Fig 8: System defined roles (Adapted from Snowflake documentation)
4.7- Streamline data loading & enhance query performance
4.7.1- Data loading
The multi-stage process of landing the data files is initiated in cloud storage and is then loaded to a landing table before transforming the data. Breaking the overall process into predefined steps makes it easier to orchestrate and test. Here are some of the notable best practices:
Focus on the ingestion pattern:
- Use bulk loading to get the data into tables in Snowflake. Leverage the scalable compute layer to do the bulk of the data processing
- Delete from internal stages files that are no longer needed to get an improvement in performance in addition to saving on costs
- Snowpipe in micro-batching scenarios
- Isolate load and transform jobs from queries to prevent resource contention. Dedicate separate warehouses for loading and querying operations to optimize performance for each
Prioritize file sizing:
- It is important to optimize the number of parallel loads into Snowflake. It is recommended to create compressed data files that are roughly 10 MB to 100 MB in size.
- Aggregate the smaller files to reduce processing overhead.
- Split the large files into a number of smaller files for faster load. This allows you to distribute the load between servers in the active Snowflake warehouse.
Prepare delimited text files:
- Files must have data in ASCII format only. The default character set is UTF-8. However, additional encodings can be mentioned using ENCODING file format option.
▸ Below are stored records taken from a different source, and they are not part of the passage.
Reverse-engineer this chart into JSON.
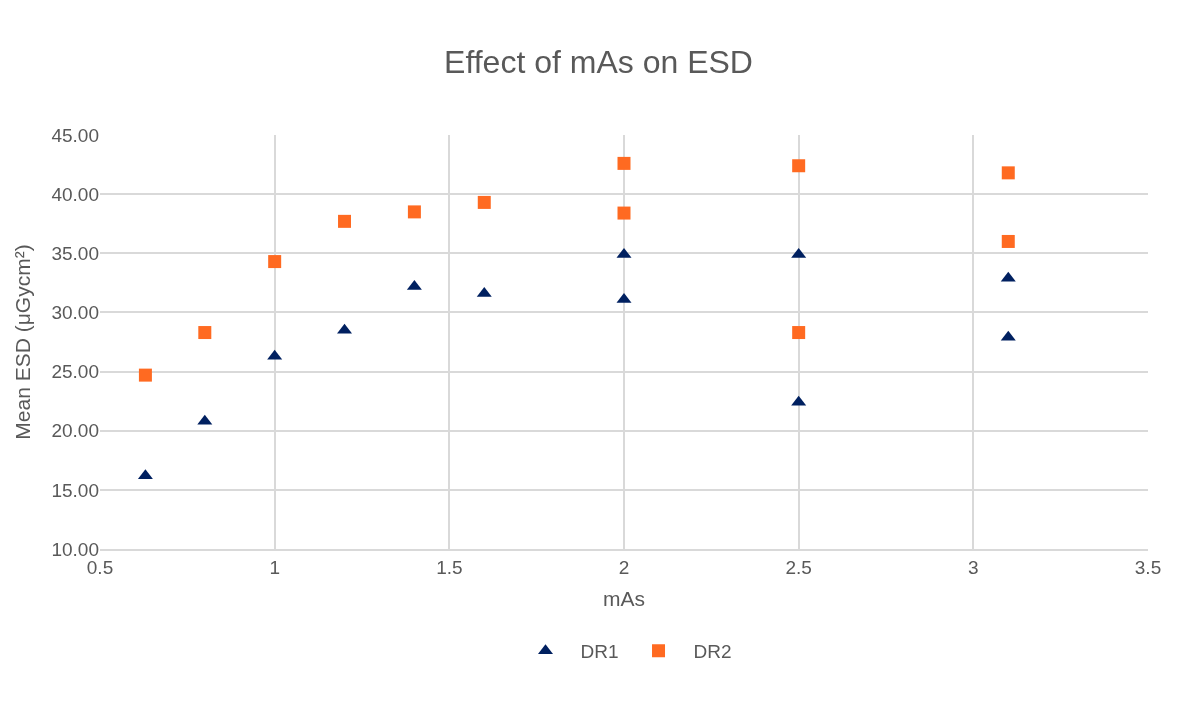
{
  "chart_data": {
    "type": "scatter",
    "title": "Effect of mAs on ESD",
    "xlabel": "mAs",
    "ylabel": "Mean ESD (μGycm²)",
    "xlim": [
      0.5,
      3.5
    ],
    "xticks": [
      0.5,
      1,
      1.5,
      2,
      2.5,
      3,
      3.5
    ],
    "ylim": [
      10,
      45
    ],
    "yticks": [
      {
        "value": 10,
        "label": "10.00"
      },
      {
        "value": 15,
        "label": "15.00"
      },
      {
        "value": 20,
        "label": "20.00"
      },
      {
        "value": 25,
        "label": "25.00"
      },
      {
        "value": 30,
        "label": "30.00"
      },
      {
        "value": 35,
        "label": "35.00"
      },
      {
        "value": 40,
        "label": "40.00"
      },
      {
        "value": 45,
        "label": "45.00"
      }
    ],
    "grid": true,
    "legend": "bottom",
    "series": [
      {
        "name": "DR1",
        "color": "#002060",
        "marker": "triangle",
        "x": [
          0.63,
          0.8,
          1,
          1.2,
          1.4,
          1.6,
          2,
          2,
          2.5,
          2.5,
          3.1,
          3.1
        ],
        "values": [
          16.2,
          20.8,
          26.3,
          28.5,
          32.2,
          31.6,
          34.9,
          31.1,
          34.9,
          22.4,
          32.9,
          27.9
        ]
      },
      {
        "name": "DR2",
        "color": "#ff6a21",
        "marker": "square",
        "x": [
          0.63,
          0.8,
          1,
          1.2,
          1.4,
          1.6,
          2,
          2,
          2.5,
          2.5,
          3.1,
          3.1
        ],
        "values": [
          24.7,
          28.3,
          34.3,
          37.7,
          38.5,
          39.3,
          42.6,
          38.4,
          42.4,
          28.3,
          41.8,
          36.0
        ]
      }
    ]
  }
}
- Within the files, records and fields should be delimited by different characters. Note, that both should be a single (necessarily not same) character. Pipe (|), caret (^), comma (,), and tilde (~) are common field delimiters. Often the line feed (n) is used as a row delimiter.
- Fields that have delimiter should be enclosed in single or double quotes. If the data being loaded contains quotes, then those must be escaped.
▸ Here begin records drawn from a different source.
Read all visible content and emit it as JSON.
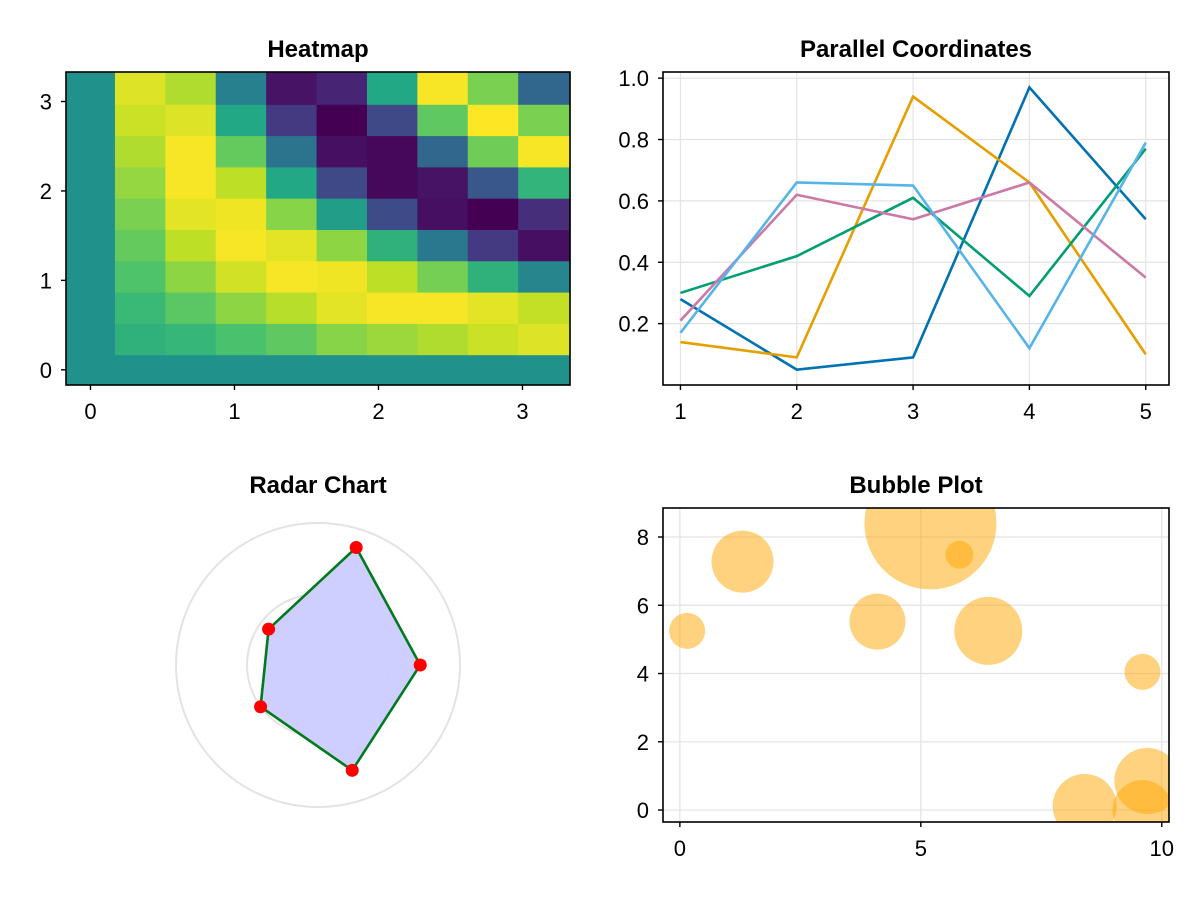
{
  "chart_data": [
    {
      "id": "heatmap",
      "type": "heatmap",
      "title": "Heatmap",
      "xlim": [
        -0.17,
        3.33
      ],
      "ylim": [
        -0.17,
        3.33
      ],
      "xticks": [
        "0",
        "1",
        "2",
        "3"
      ],
      "yticks": [
        "0",
        "1",
        "2",
        "3"
      ],
      "colormap": [
        "#440154",
        "#482475",
        "#414487",
        "#355f8d",
        "#2a788e",
        "#21918c",
        "#22a884",
        "#44bf70",
        "#7ad151",
        "#bddf26",
        "#fde725"
      ],
      "background_value": 0.5,
      "x_edges": [
        0.17,
        0.52,
        0.87,
        1.22,
        1.57,
        1.92,
        2.27,
        2.62,
        2.97,
        3.33
      ],
      "y_edges": [
        0.17,
        0.52,
        0.87,
        1.22,
        1.57,
        1.92,
        2.27,
        2.62,
        2.97,
        3.33
      ],
      "values": [
        [
          0.64,
          0.66,
          0.71,
          0.75,
          0.82,
          0.85,
          0.88,
          0.92,
          0.95
        ],
        [
          0.67,
          0.74,
          0.83,
          0.89,
          0.96,
          0.99,
          0.99,
          0.96,
          0.91
        ],
        [
          0.72,
          0.83,
          0.93,
          0.99,
          0.98,
          0.9,
          0.79,
          0.64,
          0.45
        ],
        [
          0.76,
          0.9,
          0.99,
          0.96,
          0.83,
          0.64,
          0.4,
          0.17,
          0.04
        ],
        [
          0.8,
          0.96,
          0.98,
          0.82,
          0.55,
          0.23,
          0.04,
          0.0,
          0.13
        ],
        [
          0.84,
          0.99,
          0.9,
          0.6,
          0.22,
          0.02,
          0.05,
          0.27,
          0.65
        ],
        [
          0.88,
          0.99,
          0.76,
          0.38,
          0.04,
          0.02,
          0.33,
          0.78,
          0.99
        ],
        [
          0.92,
          0.95,
          0.6,
          0.17,
          0.0,
          0.22,
          0.75,
          1.0,
          0.8
        ],
        [
          0.95,
          0.88,
          0.43,
          0.05,
          0.1,
          0.6,
          0.99,
          0.8,
          0.33
        ]
      ]
    },
    {
      "id": "parallel",
      "type": "line",
      "title": "Parallel Coordinates",
      "x": [
        1,
        2,
        3,
        4,
        5
      ],
      "xlim": [
        0.85,
        5.2
      ],
      "ylim": [
        0.0,
        1.02
      ],
      "xticks": [
        "1",
        "2",
        "3",
        "4",
        "5"
      ],
      "yticks": [
        "0.2",
        "0.4",
        "0.6",
        "0.8",
        "1.0"
      ],
      "grid": true,
      "series": [
        {
          "color": "#0072b2",
          "values": [
            0.28,
            0.05,
            0.09,
            0.97,
            0.54
          ]
        },
        {
          "color": "#e69f00",
          "values": [
            0.14,
            0.09,
            0.94,
            0.66,
            0.1
          ]
        },
        {
          "color": "#009e73",
          "values": [
            0.3,
            0.42,
            0.61,
            0.29,
            0.77
          ]
        },
        {
          "color": "#cc79a7",
          "values": [
            0.21,
            0.62,
            0.54,
            0.66,
            0.35
          ]
        },
        {
          "color": "#56b4e9",
          "values": [
            0.17,
            0.66,
            0.65,
            0.12,
            0.79
          ]
        }
      ]
    },
    {
      "id": "radar",
      "type": "radar",
      "title": "Radar Chart",
      "rings": [
        0.5,
        1.0
      ],
      "angles_deg": [
        0,
        72,
        144,
        216,
        288
      ],
      "values": [
        0.72,
        0.87,
        0.43,
        0.5,
        0.78
      ],
      "fill_color": "#ccccff",
      "line_color": "#007a1e",
      "point_color": "#ff0000"
    },
    {
      "id": "bubble",
      "type": "scatter",
      "title": "Bubble Plot",
      "xlim": [
        -0.35,
        10.15
      ],
      "ylim": [
        -0.35,
        8.85
      ],
      "xticks": [
        "0",
        "5",
        "10"
      ],
      "yticks": [
        "0",
        "2",
        "4",
        "6",
        "8"
      ],
      "grid": true,
      "color": "#ffa500",
      "opacity": 0.5,
      "points": [
        {
          "x": 0.15,
          "y": 5.25,
          "size": 0.18
        },
        {
          "x": 1.3,
          "y": 7.28,
          "size": 0.31
        },
        {
          "x": 4.1,
          "y": 5.52,
          "size": 0.28
        },
        {
          "x": 5.2,
          "y": 8.4,
          "size": 0.66
        },
        {
          "x": 5.8,
          "y": 7.48,
          "size": 0.14
        },
        {
          "x": 6.4,
          "y": 5.25,
          "size": 0.34
        },
        {
          "x": 8.4,
          "y": 0.12,
          "size": 0.32
        },
        {
          "x": 9.6,
          "y": 4.05,
          "size": 0.18
        },
        {
          "x": 9.6,
          "y": 0.0,
          "size": 0.3
        },
        {
          "x": 9.7,
          "y": 0.85,
          "size": 0.33
        }
      ]
    }
  ]
}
- Fields that have carriage returns (r n) should be enclosed in single or double quotes too. In windows system, carriage returns are commonly introduced along with a line feed character to mark the end of a line.
- Each row should have the same number of columns.
4.7.2- Query performance
For enhanced query performance, here are the key considerations and best practices:
Fig 9: Best practices for query performance
Conclusion
Today, it is easy to use inappropriate tools and options amidst a sea of choices. However, organizational data teams must adhere to guidelines and best practices to ensure that the implementation of Snowflake is seamless and successful. It is critical for enterprises to avoid major errors or lapses in judgment at the onset or address them quickly. Otherwise, down the line, it can turn out to be substantially onerous, and a time-, resource-, and cost-intensive task, derailing the original business goals and expected outcomes.
On the other hand, carefully considering and following the outlined implementation guidelines can help propel a business towards a successful Snowflake implementation. And owing to its modern, future facing attributes, leveraging a virtual warehouse like Snowflake can not only guide a business through present market challenges but also ensure future resilience and progress.